Section

Special issue

Abstract

We share lessons gained through supporting an institution-wide curriculum innovation via a post-graduate professional learning program. At the inception of the innovation, an intensive Block Model (BM) was unfamiliar to both the institution and its professional learning facilitators. The Graduate Certificate of Tertiary Education was re-modelled with BM as the heart of professional learning so academics would encounter BM as students. The program modelled BM principles, reinforced by meta-conversations to provide students with a reflective, immersive experience. Through a participatory evaluation, professional learning facilitators’ individual reflections were distilled to generate collaborative insights into academics’ capacity building for BM. Their lessons inform strategies to cultivate institution-wide capability-building including their own professional growth.
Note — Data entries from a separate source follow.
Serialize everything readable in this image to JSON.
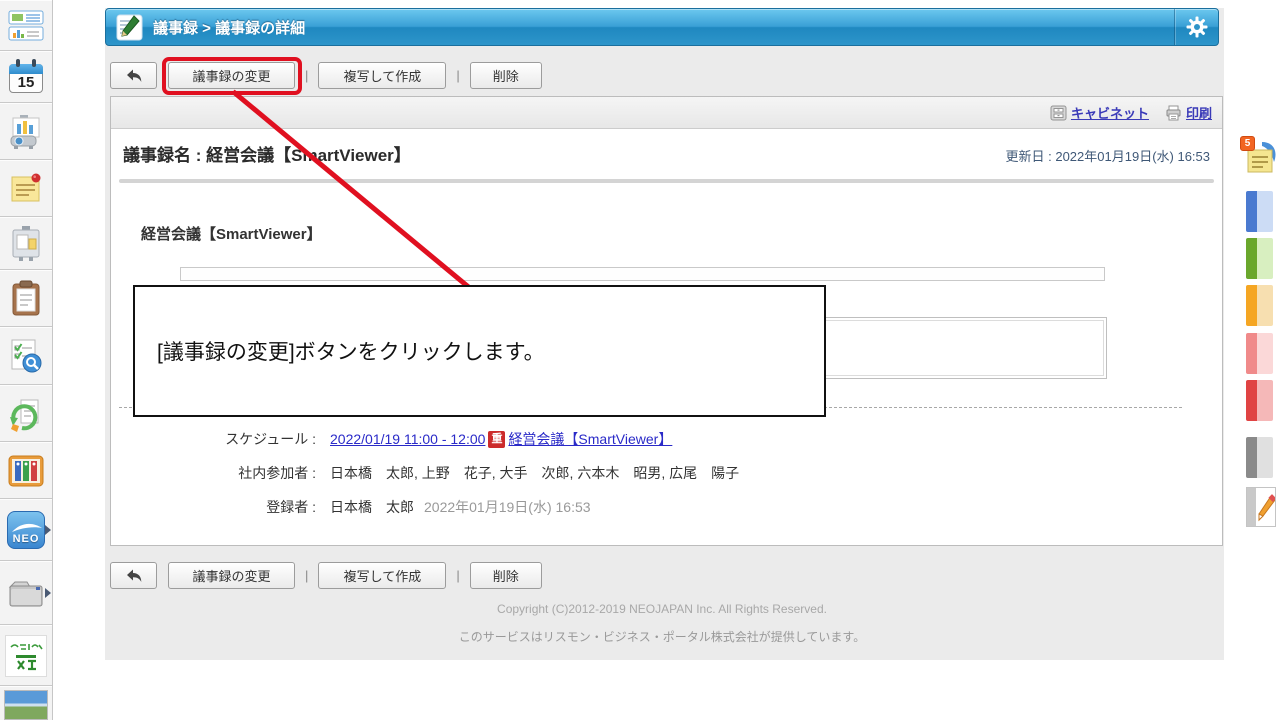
{
  "header": {
    "breadcrumb": "議事録 > 議事録の詳細"
  },
  "toolbar": {
    "change": "議事録の変更",
    "copy": "複写して作成",
    "delete": "削除",
    "separator": "|"
  },
  "panel_links": {
    "cabinet": "キャビネット",
    "print": "印刷"
  },
  "minutes": {
    "title_label": "議事録名 : ",
    "title": "経営会議【SmartViewer】",
    "updated": "更新日 : 2022年01月19日(水) 16:53",
    "subject": "経営会議【SmartViewer】",
    "schedule_label": "スケジュール :",
    "schedule_time": "2022/01/19 11:00 - 12:00",
    "schedule_badge": "重",
    "schedule_title": "経営会議【SmartViewer】",
    "participants_label": "社内参加者 :",
    "participants": "日本橋　太郎, 上野　花子, 大手　次郎, 六本木　昭男, 広尾　陽子",
    "registrant_label": "登録者 :",
    "registrant": "日本橋　太郎",
    "registered_at": "2022年01月19日(水) 16:53"
  },
  "annotation": {
    "text": "[議事録の変更]ボタンをクリックします。"
  },
  "footer": {
    "copyright": "Copyright (C)2012-2019 NEOJAPAN Inc. All Rights Reserved.",
    "provider": "このサービスはリスモン・ビジネス・ポータル株式会社が提供しています。"
  },
  "left_sidebar": {
    "calendar_day": "15",
    "neo_label": "NEO"
  },
  "right_sidebar": {
    "memo_badge_count": "5"
  },
  "icons": {
    "header": [
      "minutes-pad-pencil-icon",
      "gear-icon"
    ],
    "toolbar": [
      "back-arrow-icon"
    ],
    "panel_links": [
      "cabinet-icon",
      "printer-icon"
    ],
    "left_sidebar": [
      "portal-icon",
      "calendar-icon",
      "projector-chart-icon",
      "sticky-note-icon",
      "bulletin-board-icon",
      "clipboard-icon",
      "survey-check-icon",
      "workflow-refresh-icon",
      "binder-shelf-icon",
      "neo-logo-icon",
      "folder-icon",
      "green-text-logo-icon",
      "ad-banner-image"
    ],
    "right_sidebar": [
      "memo-badge-icon",
      "blue-tab-icon",
      "green-tab-icon",
      "orange-tab-icon",
      "pink-tab-icon",
      "red-tab-icon",
      "gray-tab-icon",
      "pencil-icon"
    ]
  },
  "colors": {
    "header_blue": "#2e94c8",
    "annotation_red": "#e01020",
    "link_blue": "#2a2ac8",
    "panel_link_blue": "#3a3ab8",
    "badge_red": "#cc2b2b",
    "content_bg": "#ebebeb"
  }
}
Lessons shape the study recommendations. Recommendations originate from effectively engaging time-poor, diverse cohorts. (1) In recognition of the ease with which students can fall behind, embedding strategies to manage their time and stress helps to maintain a realistic study pace. (2) Authentic assessments provide students with useful products for their teaching. (3) Peer-feedback and examples of students’ work exposes them to how their colleagues present their work and illustrates good BM practices. (4) Modelling BM principles must be reinforced by meta-conversations to provide students with a reflective, immersive experience of the pedagogical principals. We observed that well planned efficiencies for students often provide consequent efficiencies for staff. These insights are captured in a model for scalable institutional-based professional learning practice. Capability growth flourishes at the intersection of action, reflection and evaluation. Professional collegial conversations are the catalyst for developing context-relevant professional learning.

Practitioner Notes

  1. Plan to embed PL in academics’ workplace practices prior to introducing a new curriculum or pedagogical approach (e.g. an intensive mode of study).
  2. Demonstrate authenticity within the PL by building a safe, respectful environment which balances authority, knowledge, and open sharing.
  3. Create spaces for ongoing professional conversations and reflective practice within the organisation to ensure that institutional priorities continue to inform evolution of PL practices.
  4. Leverage the power of reflection, particularly during the uncertainty of introducing an innovation.
  5. Capitalise on the value of modelling practices of innovation principles, and profiling. successful examples from early adopters.
  6. Be mindful of the potential cognitive load when introducing something new. Provide concurrent support to purposefully introduce new tools and technologies.